Je suis loin d'être un amateur de Zhang Yimou et de son style académique, tendance ultra-décorative.
Shadow, avec son histoire d'intrigues politiques et de rivalité pour le trône, peut donner l'impression de s'inscrire dans la lignée de
Game of Thrones, ou de Shakespeare, c'est selon. En dépit d'un rythme un peu long, le film permet de mettre tout ce qu'il manque dans Game of Thrones : tenue formelle (photo dominée par des coloris noir et blanc inspiré du yin et du yang, direction artistique impeccable, fluidité des combats, un peu trop esthétisant au début mais qui deviennent de plus en plus brutaux), cohérence psychologique, dialogues qui sont loin d'être ridicules, pas de dragons ou de zombies régressifs.

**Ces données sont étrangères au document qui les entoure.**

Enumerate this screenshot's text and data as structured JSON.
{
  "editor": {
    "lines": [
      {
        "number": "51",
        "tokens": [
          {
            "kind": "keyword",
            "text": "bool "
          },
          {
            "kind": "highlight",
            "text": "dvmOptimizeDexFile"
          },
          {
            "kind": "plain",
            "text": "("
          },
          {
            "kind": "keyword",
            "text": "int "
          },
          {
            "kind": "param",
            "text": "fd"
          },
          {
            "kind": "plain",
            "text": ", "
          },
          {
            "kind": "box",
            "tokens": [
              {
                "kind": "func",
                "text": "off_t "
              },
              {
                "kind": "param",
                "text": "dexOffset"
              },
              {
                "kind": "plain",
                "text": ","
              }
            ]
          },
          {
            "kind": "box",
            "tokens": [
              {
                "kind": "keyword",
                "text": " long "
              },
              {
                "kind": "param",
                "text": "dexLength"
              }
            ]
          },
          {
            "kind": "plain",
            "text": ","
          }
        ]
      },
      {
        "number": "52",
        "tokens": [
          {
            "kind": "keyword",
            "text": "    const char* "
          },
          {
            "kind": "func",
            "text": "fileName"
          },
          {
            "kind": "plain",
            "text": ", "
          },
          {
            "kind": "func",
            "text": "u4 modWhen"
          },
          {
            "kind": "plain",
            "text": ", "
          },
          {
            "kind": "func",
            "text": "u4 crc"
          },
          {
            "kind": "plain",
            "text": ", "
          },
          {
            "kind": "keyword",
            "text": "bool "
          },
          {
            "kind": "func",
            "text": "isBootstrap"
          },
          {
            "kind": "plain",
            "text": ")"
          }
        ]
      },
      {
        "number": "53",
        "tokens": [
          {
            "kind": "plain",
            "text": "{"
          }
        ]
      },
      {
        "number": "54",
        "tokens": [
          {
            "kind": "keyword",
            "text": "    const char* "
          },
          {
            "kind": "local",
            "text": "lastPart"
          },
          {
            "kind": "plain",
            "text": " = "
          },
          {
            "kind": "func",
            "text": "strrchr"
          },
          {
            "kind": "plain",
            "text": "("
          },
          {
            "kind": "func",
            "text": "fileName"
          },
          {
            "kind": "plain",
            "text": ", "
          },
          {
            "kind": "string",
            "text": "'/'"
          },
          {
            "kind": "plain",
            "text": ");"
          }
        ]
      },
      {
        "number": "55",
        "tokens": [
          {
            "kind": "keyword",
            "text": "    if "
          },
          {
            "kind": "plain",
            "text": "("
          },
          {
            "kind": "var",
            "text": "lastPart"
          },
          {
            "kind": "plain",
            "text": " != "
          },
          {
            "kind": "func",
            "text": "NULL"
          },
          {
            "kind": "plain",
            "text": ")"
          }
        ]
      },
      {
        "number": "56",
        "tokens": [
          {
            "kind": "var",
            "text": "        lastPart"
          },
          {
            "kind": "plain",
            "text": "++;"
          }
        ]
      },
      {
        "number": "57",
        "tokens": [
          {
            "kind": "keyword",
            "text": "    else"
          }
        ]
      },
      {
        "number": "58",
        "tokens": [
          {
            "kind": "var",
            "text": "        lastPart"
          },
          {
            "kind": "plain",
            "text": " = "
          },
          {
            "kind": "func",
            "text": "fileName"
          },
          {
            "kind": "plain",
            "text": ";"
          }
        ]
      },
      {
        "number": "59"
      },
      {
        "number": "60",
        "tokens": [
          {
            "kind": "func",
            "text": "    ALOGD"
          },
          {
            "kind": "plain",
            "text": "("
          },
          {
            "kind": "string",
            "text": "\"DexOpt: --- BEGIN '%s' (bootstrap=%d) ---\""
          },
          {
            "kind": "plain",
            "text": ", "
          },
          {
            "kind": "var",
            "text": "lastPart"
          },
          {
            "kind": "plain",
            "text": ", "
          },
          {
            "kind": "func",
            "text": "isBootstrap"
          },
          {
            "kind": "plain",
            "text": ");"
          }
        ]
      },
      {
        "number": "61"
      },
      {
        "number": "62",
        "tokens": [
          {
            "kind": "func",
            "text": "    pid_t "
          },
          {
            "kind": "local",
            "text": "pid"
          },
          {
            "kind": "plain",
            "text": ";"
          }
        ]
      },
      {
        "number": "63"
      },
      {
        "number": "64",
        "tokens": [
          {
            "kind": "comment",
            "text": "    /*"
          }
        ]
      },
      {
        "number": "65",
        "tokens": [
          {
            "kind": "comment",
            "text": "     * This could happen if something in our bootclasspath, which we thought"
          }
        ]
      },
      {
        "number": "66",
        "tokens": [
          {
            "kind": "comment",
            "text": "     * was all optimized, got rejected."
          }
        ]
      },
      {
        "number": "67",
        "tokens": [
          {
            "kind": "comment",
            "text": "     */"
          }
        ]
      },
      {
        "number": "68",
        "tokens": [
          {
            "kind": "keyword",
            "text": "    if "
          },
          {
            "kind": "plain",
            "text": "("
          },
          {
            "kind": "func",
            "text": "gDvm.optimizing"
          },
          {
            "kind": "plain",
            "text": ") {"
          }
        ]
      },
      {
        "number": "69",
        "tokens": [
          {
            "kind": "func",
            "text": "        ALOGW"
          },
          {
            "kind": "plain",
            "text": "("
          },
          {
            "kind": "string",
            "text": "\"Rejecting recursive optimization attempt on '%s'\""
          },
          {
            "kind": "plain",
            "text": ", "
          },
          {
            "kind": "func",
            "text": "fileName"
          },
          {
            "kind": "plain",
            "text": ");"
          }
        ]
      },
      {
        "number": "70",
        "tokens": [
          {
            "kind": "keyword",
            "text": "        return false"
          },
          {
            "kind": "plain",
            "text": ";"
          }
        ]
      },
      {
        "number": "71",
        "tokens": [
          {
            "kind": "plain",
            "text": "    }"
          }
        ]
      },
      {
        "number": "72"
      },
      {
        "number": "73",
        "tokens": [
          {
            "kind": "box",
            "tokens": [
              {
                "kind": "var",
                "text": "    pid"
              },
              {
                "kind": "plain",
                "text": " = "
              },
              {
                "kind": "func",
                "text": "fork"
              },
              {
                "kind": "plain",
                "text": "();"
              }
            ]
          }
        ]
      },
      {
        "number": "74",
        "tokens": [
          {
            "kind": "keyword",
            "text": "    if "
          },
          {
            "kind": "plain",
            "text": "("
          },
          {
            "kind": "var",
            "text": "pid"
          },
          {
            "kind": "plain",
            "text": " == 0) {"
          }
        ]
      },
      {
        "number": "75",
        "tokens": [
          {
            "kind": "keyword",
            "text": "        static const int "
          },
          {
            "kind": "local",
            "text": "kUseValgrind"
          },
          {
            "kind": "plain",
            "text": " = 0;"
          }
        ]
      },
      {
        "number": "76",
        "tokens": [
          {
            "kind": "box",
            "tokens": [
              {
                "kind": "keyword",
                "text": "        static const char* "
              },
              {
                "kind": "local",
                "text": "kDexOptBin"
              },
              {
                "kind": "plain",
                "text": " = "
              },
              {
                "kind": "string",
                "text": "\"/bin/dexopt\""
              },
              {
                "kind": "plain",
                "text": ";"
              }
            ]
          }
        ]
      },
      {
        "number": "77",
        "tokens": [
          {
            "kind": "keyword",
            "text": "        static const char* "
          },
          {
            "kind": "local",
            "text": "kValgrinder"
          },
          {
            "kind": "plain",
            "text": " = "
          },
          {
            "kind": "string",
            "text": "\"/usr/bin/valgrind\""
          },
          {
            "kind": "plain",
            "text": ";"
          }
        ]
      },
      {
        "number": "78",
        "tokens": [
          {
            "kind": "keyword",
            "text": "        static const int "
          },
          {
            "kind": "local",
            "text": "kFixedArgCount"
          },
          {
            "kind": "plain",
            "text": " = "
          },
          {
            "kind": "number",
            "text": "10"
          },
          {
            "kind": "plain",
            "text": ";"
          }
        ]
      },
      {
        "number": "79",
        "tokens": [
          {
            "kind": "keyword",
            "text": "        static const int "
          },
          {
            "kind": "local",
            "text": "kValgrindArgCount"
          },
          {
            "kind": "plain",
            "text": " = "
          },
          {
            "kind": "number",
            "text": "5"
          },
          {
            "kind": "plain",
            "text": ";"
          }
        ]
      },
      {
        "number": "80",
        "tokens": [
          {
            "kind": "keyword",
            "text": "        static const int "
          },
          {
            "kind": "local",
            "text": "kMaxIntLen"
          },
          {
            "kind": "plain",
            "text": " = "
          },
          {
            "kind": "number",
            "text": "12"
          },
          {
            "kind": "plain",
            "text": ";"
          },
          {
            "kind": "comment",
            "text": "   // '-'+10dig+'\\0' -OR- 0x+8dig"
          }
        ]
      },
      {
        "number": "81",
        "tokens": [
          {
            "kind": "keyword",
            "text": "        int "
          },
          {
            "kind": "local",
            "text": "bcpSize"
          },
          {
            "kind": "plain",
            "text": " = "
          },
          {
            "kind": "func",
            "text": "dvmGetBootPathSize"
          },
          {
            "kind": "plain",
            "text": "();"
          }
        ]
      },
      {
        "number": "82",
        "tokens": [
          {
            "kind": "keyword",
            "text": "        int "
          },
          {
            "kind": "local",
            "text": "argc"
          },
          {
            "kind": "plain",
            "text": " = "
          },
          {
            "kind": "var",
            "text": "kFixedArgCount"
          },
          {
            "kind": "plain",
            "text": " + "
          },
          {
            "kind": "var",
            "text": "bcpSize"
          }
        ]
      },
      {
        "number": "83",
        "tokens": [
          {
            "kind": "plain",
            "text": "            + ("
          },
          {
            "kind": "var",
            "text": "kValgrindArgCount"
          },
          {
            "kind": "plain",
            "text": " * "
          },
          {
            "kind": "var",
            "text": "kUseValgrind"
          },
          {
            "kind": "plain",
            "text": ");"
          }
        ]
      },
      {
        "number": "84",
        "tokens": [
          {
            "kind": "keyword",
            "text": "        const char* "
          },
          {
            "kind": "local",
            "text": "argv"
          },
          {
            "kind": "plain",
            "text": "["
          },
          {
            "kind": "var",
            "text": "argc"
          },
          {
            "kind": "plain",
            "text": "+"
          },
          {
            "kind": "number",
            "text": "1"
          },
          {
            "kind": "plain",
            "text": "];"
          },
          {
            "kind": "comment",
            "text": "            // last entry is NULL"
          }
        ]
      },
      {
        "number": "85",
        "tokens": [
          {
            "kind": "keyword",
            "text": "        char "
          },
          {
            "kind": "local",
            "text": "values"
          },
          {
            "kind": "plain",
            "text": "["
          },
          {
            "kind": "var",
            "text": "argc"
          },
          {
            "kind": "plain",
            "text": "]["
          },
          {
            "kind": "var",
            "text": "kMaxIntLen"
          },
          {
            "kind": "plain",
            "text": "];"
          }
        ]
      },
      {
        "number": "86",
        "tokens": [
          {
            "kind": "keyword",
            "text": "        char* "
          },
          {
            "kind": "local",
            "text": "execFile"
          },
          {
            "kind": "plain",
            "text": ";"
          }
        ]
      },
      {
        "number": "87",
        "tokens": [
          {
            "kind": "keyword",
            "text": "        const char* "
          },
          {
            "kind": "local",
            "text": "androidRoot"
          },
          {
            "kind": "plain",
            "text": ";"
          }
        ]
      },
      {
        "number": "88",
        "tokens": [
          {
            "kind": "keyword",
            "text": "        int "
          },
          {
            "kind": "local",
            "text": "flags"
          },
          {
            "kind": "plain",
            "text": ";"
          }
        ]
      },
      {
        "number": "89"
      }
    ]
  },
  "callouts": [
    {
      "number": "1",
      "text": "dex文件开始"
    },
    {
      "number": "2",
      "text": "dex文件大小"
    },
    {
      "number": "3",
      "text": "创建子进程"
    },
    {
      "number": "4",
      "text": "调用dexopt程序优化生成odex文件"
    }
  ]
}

Le film bénéficie d'une excellente galerie de personnages qui arrivent à être caractérisés avec concision et réservent cependant des surprises et des parts d'ombre. Le roi faible et grotesque, la princesse courageuse magnanime, la femme tiraillée entre le mari et son double (en fait l'ombre de son mari en proie à la maladie et l'ombre - le shadow du titre- qu'il s'est choisie comme double, beau retournement opéré par le film), et comme on vient de le dire, le commandant et son substitut, le film joue avec des archétypes et parvient à les maintenir dans une forme d'atemporalité. Ainsi son propos politique et existentiel n'est pas parasité par l'époque : le féminisme est de son essence, non de circonstance, tout comme le sont tous les autres éléments du film qu'on pourrait s'amuser à isoler.
Maintenant j'ai envie de voir le dernier Chen Kaige, qui a l'air d'être une sorte de wu xia pian fantastique.